The recall pertains to enzymes that were manufactured in India and distributed worldwide that were found to be tainted with tiny amounts of chloramphenicol, a highly toxic antibiotic that has been withdrawn for most human uses. Reports at Supply Side West indicated that the recall now affects as many as 100 companies in the US.
Up front planning
That amounts to a lot of calls to lawyers, and those lawyers can help most effectively if they are involved in the planning stage of a company’s recall policy, said attorney Justin Prochnow, a shareholder in the firm Greenberg Traurig.
“To comply with GMPs, you have to have an SOP for a recall. And in this day and age you have to have it ready to go. We recommend most of our clients to run a practice recall, to go through it and do a trial run to see whether you are doing everything that needs to be done,” Prochnow told NutraIngredients-USA.
“When you do a recall you have to provide a lot of information to FDA. Who are your suppliers, or depending on where you are in the food chain, who are the manufacturers you are distributing to? They want to see your customer list, and they want to see the expiration dates of when you sold the product from.
“You need to be nimble in order to get that information quickly,” he said.
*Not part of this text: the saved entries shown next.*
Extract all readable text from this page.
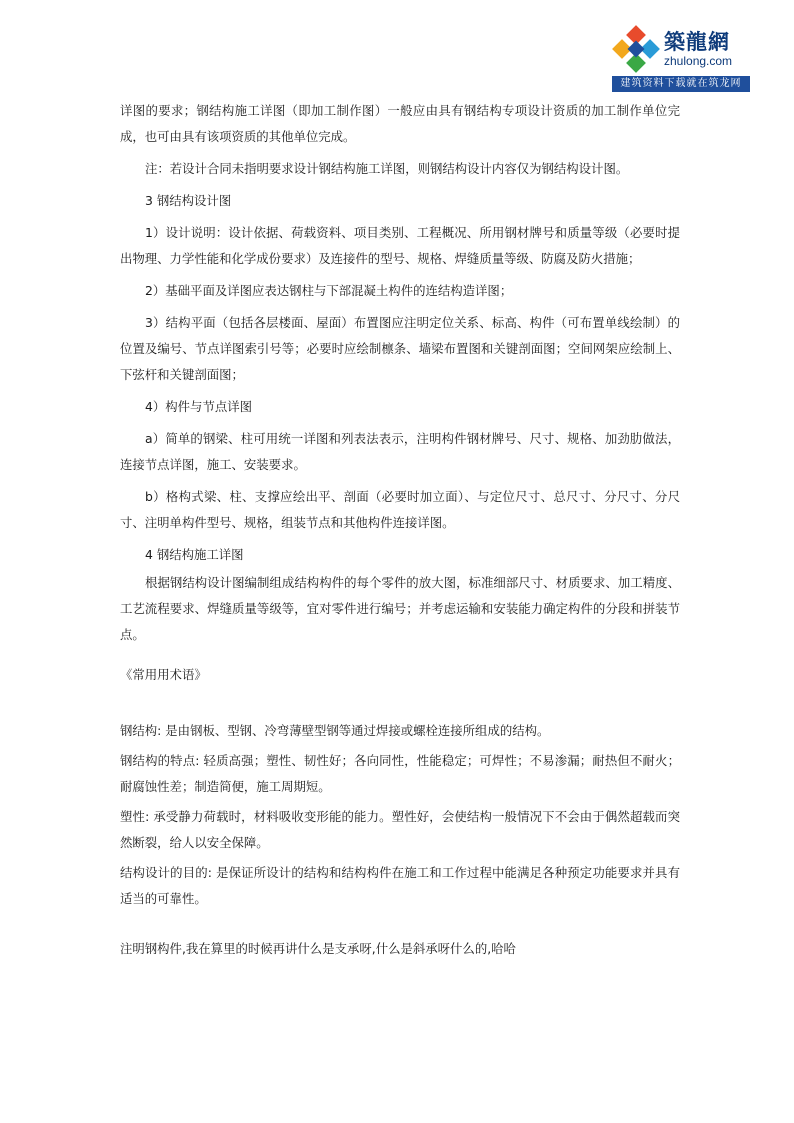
築龍網
zhulong.com
建筑资料下载就在筑龙网
详图的要求；钢结构施工详图（即加工制作图）一般应由具有钢结构专项设计资质的加工制作单位完成，也可由具有该项资质的其他单位完成。
注：若设计合同未指明要求设计钢结构施工详图，则钢结构设计内容仅为钢结构设计图。
3 钢结构设计图
1）设计说明：设计依据、荷载资料、项目类别、工程概况、所用钢材牌号和质量等级（必要时提出物理、力学性能和化学成份要求）及连接件的型号、规格、焊缝质量等级、防腐及防火措施；
2）基础平面及详图应表达钢柱与下部混凝土构件的连结构造详图；
3）结构平面（包括各层楼面、屋面）布置图应注明定位关系、标高、构件（可布置单线绘制）的位置及编号、节点详图索引号等；必要时应绘制檩条、墙梁布置图和关键剖面图；空间网架应绘制上、下弦杆和关键剖面图；
4）构件与节点详图
a）简单的钢梁、柱可用统一详图和列表法表示，注明构件钢材牌号、尺寸、规格、加劲肋做法，连接节点详图，施工、安装要求。
b）格构式梁、柱、支撑应绘出平、剖面（必要时加立面）、与定位尺寸、总尺寸、分尺寸、分尺寸、注明单构件型号、规格，组装节点和其他构件连接详图。
4 钢结构施工详图
根据钢结构设计图编制组成结构构件的每个零件的放大图，标准细部尺寸、材质要求、加工精度、工艺流程要求、焊缝质量等级等，宜对零件进行编号；并考虑运输和安装能力确定构件的分段和拼装节点。
《常用用术语》
钢结构: 是由钢板、型钢、冷弯薄壁型钢等通过焊接或螺栓连接所组成的结构。
钢结构的特点: 轻质高强；塑性、韧性好；各向同性，性能稳定；可焊性；不易渗漏；耐热但不耐火；耐腐蚀性差；制造简便，施工周期短。
塑性: 承受静力荷载时，材料吸收变形能的能力。塑性好，会使结构一般情况下不会由于偶然超载而突然断裂，给人以安全保障。
结构设计的目的: 是保证所设计的结构和结构构件在施工和工作过程中能满足各种预定功能要求并具有适当的可靠性。
注明钢构件,我在算里的时候再讲什么是支承呀,什么是斜承呀什么的,哈哈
Prochnow recommended having a designated point person who will be in charge of gathering all that information. And he said having a second stringer isn’t a bad idea, either, as a recall could happen when key personnel are on vacation.
After the information pertaining to the recall is gathered, it has to be communicated to FDA. Prochnow recommended getting the advice of counsel in crafting those communications, to make sure the right things are included, and the right words are used, and that careless statements aren’t made that could cause trouble down the road with the agency.
“We generally recommend that companies go through us because we make sure that statements that are made to FDA are carefully thought about,” Prochnow said.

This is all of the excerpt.